All three development teams that pitched real estate projects during The Real Estate Council Community Fund’s Shark Tank: GrowSouth event on Thursday night at Gilley’s Dallas received funding from investors.
The project funding is as follows:

  • Rodney Burchfield and Burchfield & Partners, Inc. received a $1.35 million deal from sharks Tillie Galan Borchers (GrowSouth Fund), Bill Cawley, Michael W. Dardick, Craig Hall and Frank Mihalopoulos to construct a 70,000 square-foot corporate maintenance, repair and overhaul (MRO) hangar at Dallas Executive Airport, which the company anticipates will create 30-60 full-time jobs. Burchfield is also seeking to collaborate on the project with the City of Dallas’ Office of Economic Development and Department of Aviation.
  • The Dallas Unity Fund, led by Maria Schneider, Doric Earle and Hugh Resnick, received $250,000 from the GrowSouth Fund represented by Tillie Borchers to help develop and sell single family infill houses priced for quality workforce housing.
  • Michelle Morgan and her group Vector Studies, LLC. Received $500,000 from the sharks to revitalize the former Forrest Avenue Community Hospital on Martin Luther King Jr.

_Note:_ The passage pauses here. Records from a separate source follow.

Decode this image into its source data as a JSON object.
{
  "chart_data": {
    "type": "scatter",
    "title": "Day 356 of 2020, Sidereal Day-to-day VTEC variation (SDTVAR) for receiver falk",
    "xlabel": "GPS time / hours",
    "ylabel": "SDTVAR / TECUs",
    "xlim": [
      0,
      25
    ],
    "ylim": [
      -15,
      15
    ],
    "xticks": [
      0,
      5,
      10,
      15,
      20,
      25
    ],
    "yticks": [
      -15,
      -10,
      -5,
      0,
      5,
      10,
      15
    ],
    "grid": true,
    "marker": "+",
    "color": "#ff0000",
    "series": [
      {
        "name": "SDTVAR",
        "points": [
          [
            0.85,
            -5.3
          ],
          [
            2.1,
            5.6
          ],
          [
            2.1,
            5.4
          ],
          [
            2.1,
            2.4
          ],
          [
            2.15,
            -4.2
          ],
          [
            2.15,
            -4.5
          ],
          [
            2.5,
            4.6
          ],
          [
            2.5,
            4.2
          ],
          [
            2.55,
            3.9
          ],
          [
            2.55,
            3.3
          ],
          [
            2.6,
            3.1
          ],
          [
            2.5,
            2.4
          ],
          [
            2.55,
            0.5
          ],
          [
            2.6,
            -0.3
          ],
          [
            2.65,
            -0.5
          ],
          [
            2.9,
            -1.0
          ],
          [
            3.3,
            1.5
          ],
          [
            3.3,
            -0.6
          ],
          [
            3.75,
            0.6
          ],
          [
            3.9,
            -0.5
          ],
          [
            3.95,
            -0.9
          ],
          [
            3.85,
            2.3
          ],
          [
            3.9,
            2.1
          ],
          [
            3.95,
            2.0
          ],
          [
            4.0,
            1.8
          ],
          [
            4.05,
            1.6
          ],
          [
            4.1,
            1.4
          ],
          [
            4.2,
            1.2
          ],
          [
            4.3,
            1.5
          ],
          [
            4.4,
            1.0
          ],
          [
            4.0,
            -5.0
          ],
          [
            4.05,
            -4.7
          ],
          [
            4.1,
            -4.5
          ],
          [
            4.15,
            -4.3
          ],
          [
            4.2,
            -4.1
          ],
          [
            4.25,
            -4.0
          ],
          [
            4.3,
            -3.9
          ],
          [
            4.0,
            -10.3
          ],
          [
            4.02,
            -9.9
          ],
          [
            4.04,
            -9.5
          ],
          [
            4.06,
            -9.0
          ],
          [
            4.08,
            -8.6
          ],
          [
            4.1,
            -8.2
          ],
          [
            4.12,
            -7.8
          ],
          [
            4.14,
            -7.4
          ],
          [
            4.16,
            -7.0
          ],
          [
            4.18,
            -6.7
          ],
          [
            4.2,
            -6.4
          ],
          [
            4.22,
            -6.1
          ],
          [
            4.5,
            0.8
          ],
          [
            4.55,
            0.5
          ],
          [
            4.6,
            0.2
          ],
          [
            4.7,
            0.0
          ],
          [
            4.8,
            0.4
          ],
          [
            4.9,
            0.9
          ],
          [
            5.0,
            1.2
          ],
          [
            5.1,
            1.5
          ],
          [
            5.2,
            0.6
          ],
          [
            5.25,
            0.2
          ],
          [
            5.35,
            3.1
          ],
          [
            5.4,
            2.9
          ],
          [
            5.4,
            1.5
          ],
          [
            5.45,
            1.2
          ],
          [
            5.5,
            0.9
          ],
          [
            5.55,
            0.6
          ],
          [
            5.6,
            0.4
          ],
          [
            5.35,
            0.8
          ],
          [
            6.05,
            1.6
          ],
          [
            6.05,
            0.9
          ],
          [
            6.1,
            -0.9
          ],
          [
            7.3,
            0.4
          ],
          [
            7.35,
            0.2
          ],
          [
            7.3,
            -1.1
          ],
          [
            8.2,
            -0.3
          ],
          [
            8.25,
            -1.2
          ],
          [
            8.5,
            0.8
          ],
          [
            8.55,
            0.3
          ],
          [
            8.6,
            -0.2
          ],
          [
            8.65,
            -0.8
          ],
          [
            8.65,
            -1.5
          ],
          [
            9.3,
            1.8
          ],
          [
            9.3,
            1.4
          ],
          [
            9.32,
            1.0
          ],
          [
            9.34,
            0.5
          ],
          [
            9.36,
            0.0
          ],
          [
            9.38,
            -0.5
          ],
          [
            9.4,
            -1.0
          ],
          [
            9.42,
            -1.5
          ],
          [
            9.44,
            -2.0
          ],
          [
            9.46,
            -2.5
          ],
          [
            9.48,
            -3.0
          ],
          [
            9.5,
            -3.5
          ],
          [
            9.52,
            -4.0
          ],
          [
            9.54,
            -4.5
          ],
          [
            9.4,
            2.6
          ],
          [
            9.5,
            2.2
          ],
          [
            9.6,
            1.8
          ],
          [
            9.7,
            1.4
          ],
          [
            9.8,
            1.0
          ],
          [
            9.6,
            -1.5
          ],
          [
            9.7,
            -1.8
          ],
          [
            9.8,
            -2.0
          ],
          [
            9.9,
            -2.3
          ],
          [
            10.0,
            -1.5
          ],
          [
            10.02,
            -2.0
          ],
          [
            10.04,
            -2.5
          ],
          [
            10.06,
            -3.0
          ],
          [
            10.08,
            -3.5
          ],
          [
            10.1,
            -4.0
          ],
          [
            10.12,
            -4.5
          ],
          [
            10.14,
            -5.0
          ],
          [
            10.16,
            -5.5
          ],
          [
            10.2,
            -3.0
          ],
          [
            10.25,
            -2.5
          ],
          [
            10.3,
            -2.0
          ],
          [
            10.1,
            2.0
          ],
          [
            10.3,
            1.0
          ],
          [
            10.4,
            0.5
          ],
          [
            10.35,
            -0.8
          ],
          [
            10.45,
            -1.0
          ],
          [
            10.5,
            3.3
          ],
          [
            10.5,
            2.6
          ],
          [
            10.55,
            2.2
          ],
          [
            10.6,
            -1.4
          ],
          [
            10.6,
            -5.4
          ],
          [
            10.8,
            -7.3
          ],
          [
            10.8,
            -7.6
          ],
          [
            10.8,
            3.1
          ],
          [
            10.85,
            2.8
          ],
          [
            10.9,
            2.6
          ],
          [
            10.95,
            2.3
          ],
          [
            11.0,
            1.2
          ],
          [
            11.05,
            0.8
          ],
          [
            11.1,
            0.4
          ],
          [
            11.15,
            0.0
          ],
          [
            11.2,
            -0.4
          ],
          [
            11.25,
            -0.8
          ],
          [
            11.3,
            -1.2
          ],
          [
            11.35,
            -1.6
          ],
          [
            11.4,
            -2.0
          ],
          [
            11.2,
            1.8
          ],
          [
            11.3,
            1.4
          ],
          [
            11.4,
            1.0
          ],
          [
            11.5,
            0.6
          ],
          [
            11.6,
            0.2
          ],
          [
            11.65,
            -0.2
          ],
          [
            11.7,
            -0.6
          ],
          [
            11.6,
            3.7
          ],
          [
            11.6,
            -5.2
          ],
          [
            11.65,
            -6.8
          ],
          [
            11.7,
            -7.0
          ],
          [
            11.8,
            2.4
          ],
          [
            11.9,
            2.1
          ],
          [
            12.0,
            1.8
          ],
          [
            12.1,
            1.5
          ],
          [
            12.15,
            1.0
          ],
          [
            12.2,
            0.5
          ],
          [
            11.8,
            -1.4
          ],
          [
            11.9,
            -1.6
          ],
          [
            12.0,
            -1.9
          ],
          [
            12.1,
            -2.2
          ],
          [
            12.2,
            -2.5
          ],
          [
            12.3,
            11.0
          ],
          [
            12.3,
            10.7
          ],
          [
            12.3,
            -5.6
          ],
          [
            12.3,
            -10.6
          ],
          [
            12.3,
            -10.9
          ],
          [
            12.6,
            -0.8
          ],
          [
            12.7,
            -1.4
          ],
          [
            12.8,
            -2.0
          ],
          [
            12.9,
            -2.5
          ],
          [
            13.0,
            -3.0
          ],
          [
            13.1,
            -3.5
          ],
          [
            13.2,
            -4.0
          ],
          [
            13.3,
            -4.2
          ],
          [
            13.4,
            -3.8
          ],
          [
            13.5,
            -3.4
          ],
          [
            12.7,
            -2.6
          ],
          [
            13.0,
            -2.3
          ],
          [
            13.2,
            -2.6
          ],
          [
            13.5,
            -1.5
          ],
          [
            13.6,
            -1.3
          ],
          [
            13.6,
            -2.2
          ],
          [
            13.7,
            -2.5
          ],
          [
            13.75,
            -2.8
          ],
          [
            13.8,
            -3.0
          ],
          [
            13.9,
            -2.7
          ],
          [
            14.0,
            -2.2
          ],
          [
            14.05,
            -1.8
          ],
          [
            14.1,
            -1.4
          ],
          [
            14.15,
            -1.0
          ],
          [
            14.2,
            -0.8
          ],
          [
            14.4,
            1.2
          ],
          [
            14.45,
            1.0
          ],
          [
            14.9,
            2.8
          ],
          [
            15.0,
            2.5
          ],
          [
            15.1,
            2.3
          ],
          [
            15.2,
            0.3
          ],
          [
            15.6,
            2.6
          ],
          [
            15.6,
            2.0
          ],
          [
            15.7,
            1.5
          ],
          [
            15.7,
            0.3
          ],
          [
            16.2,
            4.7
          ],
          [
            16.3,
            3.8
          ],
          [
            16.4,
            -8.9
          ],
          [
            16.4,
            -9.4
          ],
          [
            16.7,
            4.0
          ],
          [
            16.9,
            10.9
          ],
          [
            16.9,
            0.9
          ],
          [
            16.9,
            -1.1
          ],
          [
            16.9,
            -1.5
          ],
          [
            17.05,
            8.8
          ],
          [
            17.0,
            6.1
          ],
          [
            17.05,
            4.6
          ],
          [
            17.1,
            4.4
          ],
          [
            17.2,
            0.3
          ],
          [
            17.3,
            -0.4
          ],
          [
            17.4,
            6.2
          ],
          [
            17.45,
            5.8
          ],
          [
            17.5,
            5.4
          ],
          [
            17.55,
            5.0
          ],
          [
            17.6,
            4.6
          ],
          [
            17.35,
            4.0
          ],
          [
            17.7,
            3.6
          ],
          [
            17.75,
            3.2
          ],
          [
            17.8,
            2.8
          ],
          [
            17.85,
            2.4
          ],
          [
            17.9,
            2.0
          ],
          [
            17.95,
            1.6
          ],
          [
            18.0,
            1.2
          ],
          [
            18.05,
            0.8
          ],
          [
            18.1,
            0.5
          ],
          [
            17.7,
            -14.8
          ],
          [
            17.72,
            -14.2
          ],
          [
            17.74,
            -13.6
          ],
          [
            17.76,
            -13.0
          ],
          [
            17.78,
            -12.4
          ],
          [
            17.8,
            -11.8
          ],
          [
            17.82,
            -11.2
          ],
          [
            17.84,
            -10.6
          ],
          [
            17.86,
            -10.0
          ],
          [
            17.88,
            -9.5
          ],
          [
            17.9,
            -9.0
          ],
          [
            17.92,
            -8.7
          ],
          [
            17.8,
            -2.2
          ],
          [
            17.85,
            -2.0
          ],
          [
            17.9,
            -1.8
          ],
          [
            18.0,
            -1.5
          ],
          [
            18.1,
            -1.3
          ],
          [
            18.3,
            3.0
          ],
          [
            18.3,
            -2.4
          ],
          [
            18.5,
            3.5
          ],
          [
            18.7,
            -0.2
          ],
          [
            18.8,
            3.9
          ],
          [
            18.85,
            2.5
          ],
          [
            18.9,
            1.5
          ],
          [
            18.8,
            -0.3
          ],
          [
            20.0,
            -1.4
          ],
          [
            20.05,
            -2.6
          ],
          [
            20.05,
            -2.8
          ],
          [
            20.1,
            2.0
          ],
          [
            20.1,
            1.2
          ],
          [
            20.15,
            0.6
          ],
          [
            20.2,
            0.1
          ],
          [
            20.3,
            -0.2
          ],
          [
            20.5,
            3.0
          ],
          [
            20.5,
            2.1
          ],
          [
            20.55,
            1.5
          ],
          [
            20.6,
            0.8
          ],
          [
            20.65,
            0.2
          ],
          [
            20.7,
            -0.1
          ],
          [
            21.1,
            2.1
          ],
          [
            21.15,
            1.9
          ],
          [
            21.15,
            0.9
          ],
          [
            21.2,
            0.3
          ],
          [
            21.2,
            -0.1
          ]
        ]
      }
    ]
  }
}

Boulevard into a multipurpose medical facility featuring a dialysis center, imaging center, urgent care center and medical and dental assistant schools.

“Everyone involved has demonstrated a deep commitment to transforming our city. It’s inspiring to work with the development teams and I could not be more proud of our TREC members for all the work they’ve put into supporting the projects,” said Linda McMahon, president and chief executive officer of The Real Estate Council. “Looking at the ideas that were submitted for this event, it’s clear that there are many creative, community-driven solutions for development in Southern Dallas.”

Presented by NexBank, TREC Shark Tank was also sponsored by JP Morgan Chase & Co. (Lead Shark Sponsor) as well as Civitas Capital, MatthewsSouthwest and PurePoint Financial. WFAA was TREC Shark Tank’s broadcast partner.

TREC Shark Tank was hosted by WFAA investigative reporter Demond Fernandez and opened with an interview with Dallas Mavericks owner Mark Cuban and Dallas Mayor Mike Rawlings about the city’s GrowSouth Initiative and the state of entrepreneurship across the region.

“TREC gives us the opportunity to be introduced to parts of town that some of us may not know are a big deal,” said Cuban, who serves as a shark on the popular television show upon which the event was based. “There are amazing opportunities and the shark tank format is a great way to do it.”

Rawlings said Southern Dallas is ripe with real estate investment opportunity.

“Southern Dallas is 55 percent of our land mass but only 15 percent of our tax base. It’s the most beautiful part of the city – there’s no question – and it’s right at the apex of the golden triangle going to Houston and Austin,” Rawlings said. “Events like the TREC Shark Tank show how businesses give back in amazing ways in Dallas and how southern Dallas is an investment opportunity unlike any other –  from retail to office space to mixed-use to aviation to healthcare to home building.”

This past summer, TREC invited development teams to submit proposals for projects within the GrowSouth footprint to stoke real estate investment and economic development opportunities in Southern Dallas.

Once the submissions were reviewed, five semifinalists were selected to work with groups of commercial real estate professionals from TREC’s leadership development programs to refine their presentations. In early October, the three final teams were notified and began preparing their final pitches for the sharks.

“Every day, I am searching for that next great investment,” [former] TREC Community Investors Manager Maggie Parker said during Thursday’s event. “I am working with borrowers and community leaders to understand the vision for the future of our neighborhoods and I am hosting workshops to pair the best real estate minds in our city with the next wave of entrepreneurial developers.”

Parker also invited Dallas residents to contact her if they or anyone they know are involved with such projects.

“What you are about to see is the Hollywood version of what the Community Fund does every day,” she said. “But this isn’t Hollywood, this is Dallas, and we can’t wait to show you.”